CHP'nin kanalında konuşan partinin Genel Başkan Yardımcısı Burhanettin Bulut'un aşağıdaki sözleri ibretlik:
"Aslında şuna bakmak lazım, parayı ne kadar değersizleştirmişler, bir de ona da bakmak lazım. Düşünün bir yer satın alacaksınız, çuval çuval para getiriyorsunuz. Yazık. Tayyip Erdoğan'ın ülkeyi getirdiği yer, hal... İnsan en azından ondan utanır."
Utanması olan bir insanın ağzından çıkacak laflar mı bunlar?
Rüşvet mi, haraç mı, kirli para mı belli olamayan, belgeleyemediğiniz bavul bavul parayı sayarken yakalanacaksınız...
Aklınıza gelen en akıllıca savunma, "Bir şey yapmıyorduk, vergi kaçırıyorduk" olacak.

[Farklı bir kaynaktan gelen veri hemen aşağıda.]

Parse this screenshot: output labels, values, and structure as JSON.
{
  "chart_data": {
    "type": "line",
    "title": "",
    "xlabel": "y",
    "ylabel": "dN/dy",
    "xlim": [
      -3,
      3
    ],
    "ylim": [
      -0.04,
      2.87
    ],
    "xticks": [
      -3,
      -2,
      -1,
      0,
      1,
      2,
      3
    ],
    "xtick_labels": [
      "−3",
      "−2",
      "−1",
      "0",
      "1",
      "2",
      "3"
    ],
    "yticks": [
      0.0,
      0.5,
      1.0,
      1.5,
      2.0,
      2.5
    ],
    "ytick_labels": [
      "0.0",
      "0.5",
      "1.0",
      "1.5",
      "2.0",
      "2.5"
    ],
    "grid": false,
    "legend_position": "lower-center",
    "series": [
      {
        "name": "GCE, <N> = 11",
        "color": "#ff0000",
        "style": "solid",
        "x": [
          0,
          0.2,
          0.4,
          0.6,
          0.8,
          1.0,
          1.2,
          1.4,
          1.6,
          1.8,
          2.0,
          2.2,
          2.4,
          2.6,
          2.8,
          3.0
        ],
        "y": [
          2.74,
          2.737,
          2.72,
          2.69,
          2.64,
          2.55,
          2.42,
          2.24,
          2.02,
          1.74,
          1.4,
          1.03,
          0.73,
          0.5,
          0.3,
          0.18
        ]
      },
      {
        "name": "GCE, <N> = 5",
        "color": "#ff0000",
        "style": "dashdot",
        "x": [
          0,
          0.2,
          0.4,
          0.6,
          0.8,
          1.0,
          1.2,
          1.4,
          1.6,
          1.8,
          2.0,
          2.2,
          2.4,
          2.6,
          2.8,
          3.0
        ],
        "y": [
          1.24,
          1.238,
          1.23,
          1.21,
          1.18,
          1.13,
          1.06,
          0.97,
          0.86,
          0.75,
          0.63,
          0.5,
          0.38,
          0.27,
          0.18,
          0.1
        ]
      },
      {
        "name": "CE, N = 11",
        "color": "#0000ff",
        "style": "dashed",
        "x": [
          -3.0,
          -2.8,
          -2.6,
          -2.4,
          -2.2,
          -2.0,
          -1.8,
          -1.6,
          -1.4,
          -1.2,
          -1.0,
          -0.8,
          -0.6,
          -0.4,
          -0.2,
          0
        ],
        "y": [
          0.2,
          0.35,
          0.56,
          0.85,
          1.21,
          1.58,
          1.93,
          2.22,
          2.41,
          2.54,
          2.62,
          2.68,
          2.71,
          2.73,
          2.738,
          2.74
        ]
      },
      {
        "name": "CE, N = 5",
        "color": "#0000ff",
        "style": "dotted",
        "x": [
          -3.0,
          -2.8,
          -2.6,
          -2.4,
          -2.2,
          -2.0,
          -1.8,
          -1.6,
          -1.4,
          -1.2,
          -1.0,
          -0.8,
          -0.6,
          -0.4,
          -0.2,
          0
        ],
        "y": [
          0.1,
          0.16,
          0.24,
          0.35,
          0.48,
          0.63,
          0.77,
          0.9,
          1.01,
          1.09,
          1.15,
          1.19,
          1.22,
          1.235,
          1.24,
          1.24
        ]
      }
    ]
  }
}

Sonra da vergi kaçırırken zorlandığınız için Cumhurbaşkanı'na sitem edeceksiniz.
Sizin de aklınıza, karısına bir kadınla yatakta yakalanan adamın cama fırlayıp "Millet aç aç" diye bağırdığı o karikatür gelmiyor mu?
İşte size iktidarı sıkıştırması beklenen ana muhalefetimizin hâli.
***
SON DARBECİLERİN AKIBETİ DE DERS OLMADI MI ÖZGÜR BEY?
CHP Genel Başkanı Özgür Özel, partisinin gençlik kolları toplantısında coşmuş, "Gece telefon çalsın, 'Darbe oluyor' desinler ama 'Gençler yapıyor' dersinler; ben o darbeye teslim olurum" diyor.
Özgür Bey, anlıyorum heyecanlı bir adamsınız ama nedir Allah aşkına bu darbe edebiyatı. Darbe, sosyal demokratız diyen bir partinin genel başkanının sebep ne olursa olsun olumlu bahsedeceği bir kavram mı?
Bir türlü çıkamadınız şu girdaptan.
15 Temmuz'dan da mı ders almadınız?
***
ÖNGÖRÜNE KURBAN INDEPENDENT!
"Oylama sonuçları önceden bilindiği için, gelişmeleri umursamamak cazip gelebilir. Ancak Aleksey Navalni'nin ölümünden ve Ukrayna'daki belirsizlikten sonra, işler göründüğü kadar öngörülebilir olmayabilir..."
Bu analiz, Independent yazarı Mary Dejevsky'nin öne çıkartılan 16 Mart tarihli yazısından.
Peki Rusya seçimlerinde ne oldu?
Putin oyların yüzde 87.2'sini aldı. En yakın rakibi yüzde 4'te kaldı.
Anlaşıldı, bundan sonra Independent ne derse tersidir diyeceğiz.